As for the technical picture of the EURUSD pair, it has not changed much compared to the morning forecast. Bears will seek to break through the support of 1.1615, which will open a direct path to a new low of 1.1580, but the longer-term goal will be the area of 1.1540, where the pressure on the euro may ease. Sales will increase especially strongly in the event of weak data on activity in the manufacturing sector of the Eurozone. But it's also worth keeping in mind this week's Federal Reserve meeting, which is set for the second half. Therefore, the fact of slowing demand for the US dollar is also present. A return above the level of 1.1650 will open a direct path to the base of the 17th figure, the breakout of which will lead the trading instrument to the area of 1.1760 and 1.1835.
GBPUSD
The British pound recovered a little after the statements of the British government, which announced that later this week, England will be quarantined. This was done with the sole purpose of containing the spread of COVID-19. Good indicators on manufacturing activity helped the pound. According to IHS Markit and CIPS, the purchasing managers' index for the UK manufacturing sector in October 2020 was revised up to 53.7 points from a preliminary estimate of 53.3 points. In September, the index was 54.1 points.
Some expert agencies expect demand for British goods in the last months of this year due to the likelihood of the most severe Brexit scenario. The parties failed to reach an agreement last week and so far there is no information about the continuation of negotiations, which will continue to put pressure on the British pound. Previously accumulated stocks may enjoy higher demand, which will support the UK economy at the end of this year, before the end of the Brexit transition period on December 31. Consumer goods will also be in high demand due to paralysis and the closure of the service sector due to the coronavirus pandemic. This may provide good support for the pound at the beginning of next year and lay a good foundation for further recovery of the pair.

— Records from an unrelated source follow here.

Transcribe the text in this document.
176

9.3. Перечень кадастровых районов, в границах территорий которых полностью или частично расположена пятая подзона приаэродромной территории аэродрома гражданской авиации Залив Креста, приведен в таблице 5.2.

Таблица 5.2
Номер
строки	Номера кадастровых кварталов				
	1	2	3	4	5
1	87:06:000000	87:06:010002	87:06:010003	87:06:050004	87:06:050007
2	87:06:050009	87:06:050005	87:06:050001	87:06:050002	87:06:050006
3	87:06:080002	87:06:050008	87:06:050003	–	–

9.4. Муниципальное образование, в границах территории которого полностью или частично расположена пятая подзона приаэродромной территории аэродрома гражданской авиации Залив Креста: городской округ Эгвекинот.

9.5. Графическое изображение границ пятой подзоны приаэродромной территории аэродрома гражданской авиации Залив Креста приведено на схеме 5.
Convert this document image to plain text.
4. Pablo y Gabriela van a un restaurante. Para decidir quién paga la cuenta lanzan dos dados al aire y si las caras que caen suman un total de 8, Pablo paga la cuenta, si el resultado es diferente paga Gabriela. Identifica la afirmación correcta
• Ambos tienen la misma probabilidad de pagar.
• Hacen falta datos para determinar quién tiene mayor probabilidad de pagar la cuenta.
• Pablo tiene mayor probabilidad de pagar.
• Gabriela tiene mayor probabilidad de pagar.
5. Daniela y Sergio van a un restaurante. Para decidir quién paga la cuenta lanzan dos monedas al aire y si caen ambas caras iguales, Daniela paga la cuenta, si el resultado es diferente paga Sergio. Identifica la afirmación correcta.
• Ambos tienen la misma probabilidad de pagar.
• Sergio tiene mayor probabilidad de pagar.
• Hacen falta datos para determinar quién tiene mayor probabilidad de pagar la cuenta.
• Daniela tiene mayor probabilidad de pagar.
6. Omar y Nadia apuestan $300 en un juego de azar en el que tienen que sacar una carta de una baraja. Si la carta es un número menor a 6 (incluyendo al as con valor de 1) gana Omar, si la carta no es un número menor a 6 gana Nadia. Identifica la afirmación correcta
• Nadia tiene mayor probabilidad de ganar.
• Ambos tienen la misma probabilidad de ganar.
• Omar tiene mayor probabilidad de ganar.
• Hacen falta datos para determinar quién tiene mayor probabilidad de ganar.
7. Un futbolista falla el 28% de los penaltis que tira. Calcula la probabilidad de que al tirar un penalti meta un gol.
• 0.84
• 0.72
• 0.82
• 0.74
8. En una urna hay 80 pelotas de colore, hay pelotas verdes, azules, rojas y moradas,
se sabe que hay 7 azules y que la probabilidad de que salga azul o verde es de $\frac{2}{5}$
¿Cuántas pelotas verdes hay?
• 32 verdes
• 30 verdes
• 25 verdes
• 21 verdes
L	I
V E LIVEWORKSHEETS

As for the technical picture of the GBPUSD pair, the bears once again failed to break below the support of 1.2855, which indicates that a large static buyer remains at this level. Let me remind you that last week I repeatedly drew attention to the high importance of the 1.2855 level, as it may determine the further upward trend of the pound. However, there is no doubt that more cautious players are leaving the market. In the reports of Commitment of Traders for October 27, there was a reduction in both short and long positions. Long non-commercial positions fell from 39,836 to 31,799. At the same time, short non-commercial positions dropped from 41,836 to 38,459. As a result, the negative non-commercial net position was at -6,660 against -2,000 a week earlier. If buyers of the pound still lose control of the 1.2855 support, we can expect a new major fall in the trading instrument to the lows of 1.2800 and 1.2745.